I thank Dr. Anna Bedwell, our editor of this newsletter for helping to keep us up to date with timely article reviews and news of current retinal studies. Please share this newsletter with your colleagues so they can better stay up to date on retinal issues. I hope you all have a great autumn and enjoy the colors.

Jeffrey Austin, OD, FAAO
ORS President


Answer appears later in newsletter.

Answer appears later in newsletter.


Image Gallery

Which of the following images represents a melanocytoma?

Answer appears later in the newsletter.



Developing Prognostic Biomarkers in Intermediate Age-Related Macular Degeneration: Their Clinical Use in Predicting Progression

This review article from Australia examined a fascinating premise. What if OCT could not only be utilized to examine the current state of intermediate macular degeneration in an eye, but also contained prognostic clues that could help to predict the risk of future progression to geographic atrophy or neovascularization? In examining the available literature, the researchers found the following OCT features to be predictive of an increased risk of progression to advanced disease. 1) Hyper-reflective foci: These reflective dot-like structures are intra-retinal and are located at the apex of drusen.
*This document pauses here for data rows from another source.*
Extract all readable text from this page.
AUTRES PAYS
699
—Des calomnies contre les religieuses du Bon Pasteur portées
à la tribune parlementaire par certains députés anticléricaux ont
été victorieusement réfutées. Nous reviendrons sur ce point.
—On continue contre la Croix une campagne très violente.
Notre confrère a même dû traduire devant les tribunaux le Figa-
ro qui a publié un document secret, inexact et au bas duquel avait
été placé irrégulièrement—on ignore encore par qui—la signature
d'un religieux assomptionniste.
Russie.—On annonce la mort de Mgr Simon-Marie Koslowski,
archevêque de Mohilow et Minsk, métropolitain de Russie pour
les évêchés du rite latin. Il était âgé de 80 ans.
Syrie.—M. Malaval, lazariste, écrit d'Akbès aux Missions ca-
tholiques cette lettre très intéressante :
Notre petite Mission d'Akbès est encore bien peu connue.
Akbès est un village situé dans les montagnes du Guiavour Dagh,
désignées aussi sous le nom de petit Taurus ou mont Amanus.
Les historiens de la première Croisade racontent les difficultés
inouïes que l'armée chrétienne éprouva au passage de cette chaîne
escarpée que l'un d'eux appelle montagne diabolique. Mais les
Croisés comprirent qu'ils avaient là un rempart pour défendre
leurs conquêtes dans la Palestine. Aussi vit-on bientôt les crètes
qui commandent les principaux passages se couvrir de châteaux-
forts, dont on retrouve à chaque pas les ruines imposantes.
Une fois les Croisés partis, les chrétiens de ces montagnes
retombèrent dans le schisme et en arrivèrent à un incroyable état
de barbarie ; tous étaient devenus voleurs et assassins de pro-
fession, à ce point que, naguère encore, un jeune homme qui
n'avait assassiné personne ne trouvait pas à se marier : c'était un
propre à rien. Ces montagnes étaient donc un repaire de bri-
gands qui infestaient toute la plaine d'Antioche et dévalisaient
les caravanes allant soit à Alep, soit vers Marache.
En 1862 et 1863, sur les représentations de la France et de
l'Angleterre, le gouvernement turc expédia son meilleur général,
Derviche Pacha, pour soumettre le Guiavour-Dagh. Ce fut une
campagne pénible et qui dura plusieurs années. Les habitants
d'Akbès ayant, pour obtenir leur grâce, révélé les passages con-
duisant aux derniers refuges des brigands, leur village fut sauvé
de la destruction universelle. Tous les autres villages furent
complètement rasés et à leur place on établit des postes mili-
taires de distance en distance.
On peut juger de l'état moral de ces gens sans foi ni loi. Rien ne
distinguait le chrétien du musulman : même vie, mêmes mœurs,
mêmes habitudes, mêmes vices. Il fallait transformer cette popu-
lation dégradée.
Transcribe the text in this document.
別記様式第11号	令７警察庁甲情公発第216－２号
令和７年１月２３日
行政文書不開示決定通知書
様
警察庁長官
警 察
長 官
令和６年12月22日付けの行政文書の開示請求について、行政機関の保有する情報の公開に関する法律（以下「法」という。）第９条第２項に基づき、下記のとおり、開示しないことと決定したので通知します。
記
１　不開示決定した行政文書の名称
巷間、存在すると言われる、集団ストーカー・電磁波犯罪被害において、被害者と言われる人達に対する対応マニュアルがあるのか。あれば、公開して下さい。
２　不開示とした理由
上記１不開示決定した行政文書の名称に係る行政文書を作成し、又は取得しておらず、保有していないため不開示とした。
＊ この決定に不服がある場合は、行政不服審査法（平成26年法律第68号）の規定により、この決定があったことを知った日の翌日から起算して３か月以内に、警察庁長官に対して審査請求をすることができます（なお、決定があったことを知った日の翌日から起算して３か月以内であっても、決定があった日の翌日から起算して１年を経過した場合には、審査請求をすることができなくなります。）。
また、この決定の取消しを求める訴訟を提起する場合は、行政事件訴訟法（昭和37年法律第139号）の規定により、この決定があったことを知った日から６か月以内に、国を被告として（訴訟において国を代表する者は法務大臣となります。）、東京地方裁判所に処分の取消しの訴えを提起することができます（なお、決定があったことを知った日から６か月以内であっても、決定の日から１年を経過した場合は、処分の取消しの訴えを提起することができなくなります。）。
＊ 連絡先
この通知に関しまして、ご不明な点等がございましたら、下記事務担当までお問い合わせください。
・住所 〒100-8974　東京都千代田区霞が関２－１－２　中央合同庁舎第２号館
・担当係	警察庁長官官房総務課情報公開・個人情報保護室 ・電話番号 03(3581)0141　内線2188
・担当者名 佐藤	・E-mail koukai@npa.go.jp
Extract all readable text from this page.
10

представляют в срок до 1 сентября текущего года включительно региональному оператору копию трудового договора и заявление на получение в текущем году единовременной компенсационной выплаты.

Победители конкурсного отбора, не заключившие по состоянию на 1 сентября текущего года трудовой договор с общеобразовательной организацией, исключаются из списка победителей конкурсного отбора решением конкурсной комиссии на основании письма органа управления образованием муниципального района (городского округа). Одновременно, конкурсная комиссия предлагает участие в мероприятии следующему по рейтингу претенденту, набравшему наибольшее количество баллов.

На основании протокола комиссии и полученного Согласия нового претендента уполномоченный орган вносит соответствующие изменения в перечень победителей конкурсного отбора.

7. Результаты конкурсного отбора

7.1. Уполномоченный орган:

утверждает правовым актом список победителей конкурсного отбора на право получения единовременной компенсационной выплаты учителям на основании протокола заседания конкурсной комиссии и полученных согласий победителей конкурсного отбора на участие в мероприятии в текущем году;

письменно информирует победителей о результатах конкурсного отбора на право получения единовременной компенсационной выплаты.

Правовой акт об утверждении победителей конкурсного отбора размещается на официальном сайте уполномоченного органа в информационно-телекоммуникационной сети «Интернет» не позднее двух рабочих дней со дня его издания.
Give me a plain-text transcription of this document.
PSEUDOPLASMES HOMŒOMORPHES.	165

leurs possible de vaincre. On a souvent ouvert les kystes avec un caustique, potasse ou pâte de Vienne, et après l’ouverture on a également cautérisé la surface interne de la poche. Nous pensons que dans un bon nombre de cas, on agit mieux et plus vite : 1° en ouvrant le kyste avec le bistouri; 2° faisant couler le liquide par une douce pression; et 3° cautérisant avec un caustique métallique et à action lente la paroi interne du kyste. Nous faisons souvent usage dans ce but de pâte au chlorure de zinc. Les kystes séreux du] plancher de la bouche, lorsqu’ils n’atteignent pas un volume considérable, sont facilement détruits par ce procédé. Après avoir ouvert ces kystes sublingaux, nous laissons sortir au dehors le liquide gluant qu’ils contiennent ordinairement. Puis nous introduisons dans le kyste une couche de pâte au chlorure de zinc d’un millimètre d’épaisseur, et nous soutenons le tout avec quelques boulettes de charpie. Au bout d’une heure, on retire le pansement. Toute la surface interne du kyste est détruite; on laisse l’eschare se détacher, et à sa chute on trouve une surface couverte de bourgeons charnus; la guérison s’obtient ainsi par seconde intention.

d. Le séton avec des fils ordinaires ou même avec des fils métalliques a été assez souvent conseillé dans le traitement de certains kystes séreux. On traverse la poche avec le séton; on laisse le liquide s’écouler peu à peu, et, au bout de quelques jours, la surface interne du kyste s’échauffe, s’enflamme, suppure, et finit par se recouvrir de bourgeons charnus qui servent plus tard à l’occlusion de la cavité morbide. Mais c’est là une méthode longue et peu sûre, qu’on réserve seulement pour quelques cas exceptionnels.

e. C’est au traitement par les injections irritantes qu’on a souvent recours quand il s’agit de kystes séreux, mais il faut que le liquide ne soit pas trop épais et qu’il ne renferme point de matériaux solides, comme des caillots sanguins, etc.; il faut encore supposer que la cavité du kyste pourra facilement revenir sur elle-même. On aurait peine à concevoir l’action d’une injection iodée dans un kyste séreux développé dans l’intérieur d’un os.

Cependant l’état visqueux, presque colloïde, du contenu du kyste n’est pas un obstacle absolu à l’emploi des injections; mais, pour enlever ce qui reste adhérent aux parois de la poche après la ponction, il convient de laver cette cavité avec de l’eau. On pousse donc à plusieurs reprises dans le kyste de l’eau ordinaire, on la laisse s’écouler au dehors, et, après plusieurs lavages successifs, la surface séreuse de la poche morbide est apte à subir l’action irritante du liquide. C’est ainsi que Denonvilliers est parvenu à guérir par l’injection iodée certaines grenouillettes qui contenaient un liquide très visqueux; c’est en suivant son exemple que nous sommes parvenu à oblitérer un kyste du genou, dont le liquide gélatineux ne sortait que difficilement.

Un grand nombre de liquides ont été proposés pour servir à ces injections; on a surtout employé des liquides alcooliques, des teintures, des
They are believed to be associated with focal pigmentary abnormalities, and are linked with a five-fold risk of progression to geographic atrophy in two years. 2) Reticular Pseudodrusen: These lacy, subretinal drusenoid deposits are located under the neurosensory retina but above the RPE. They are associated with a two- to six fold increase in progression to advanced AMD. 3) Nascent geographic atrophy: This finding consists of outer retinal collapse with a hyporeflective wedge and intact underlying RPE. It is usually found within 1,500 microns of the center of the fovea and is very strongly associated with impending geographic atrophy. 4) Sub-RPE hyperreflective columns: These linear columns represent increased signal strength / reflectivity in the choroid below an area of seemingly intact RPE. They are believed to be seen where are there are subclinical areas of damaged RPE, and they may precede both geographic atrophy and neovascular disease. 5) Drusen with subretinal fluid: This finding consists of subretinal fluid adjacent to conglomerated drusen in the absence of clinically evident CNV. The fluid does not extend higher than the peak of the adjacent drusen. It is believed that the fluid may represent subclinical CNV. 6) Drusen substructures: Normally, the reflectivity of drusen is homogenous in a given eye. When there is substantial variation and heterogeneity in the reflectivity of the drusen, this may be a sign of impending geographic atrophy. 7) Drusen regression: Fifty percent of eyes with intermediate AMD exhibit regression of drusen over a two-year period. This is believed to be a direct precursor event that strongly predicts progression to geographic atrophy or neovascularization.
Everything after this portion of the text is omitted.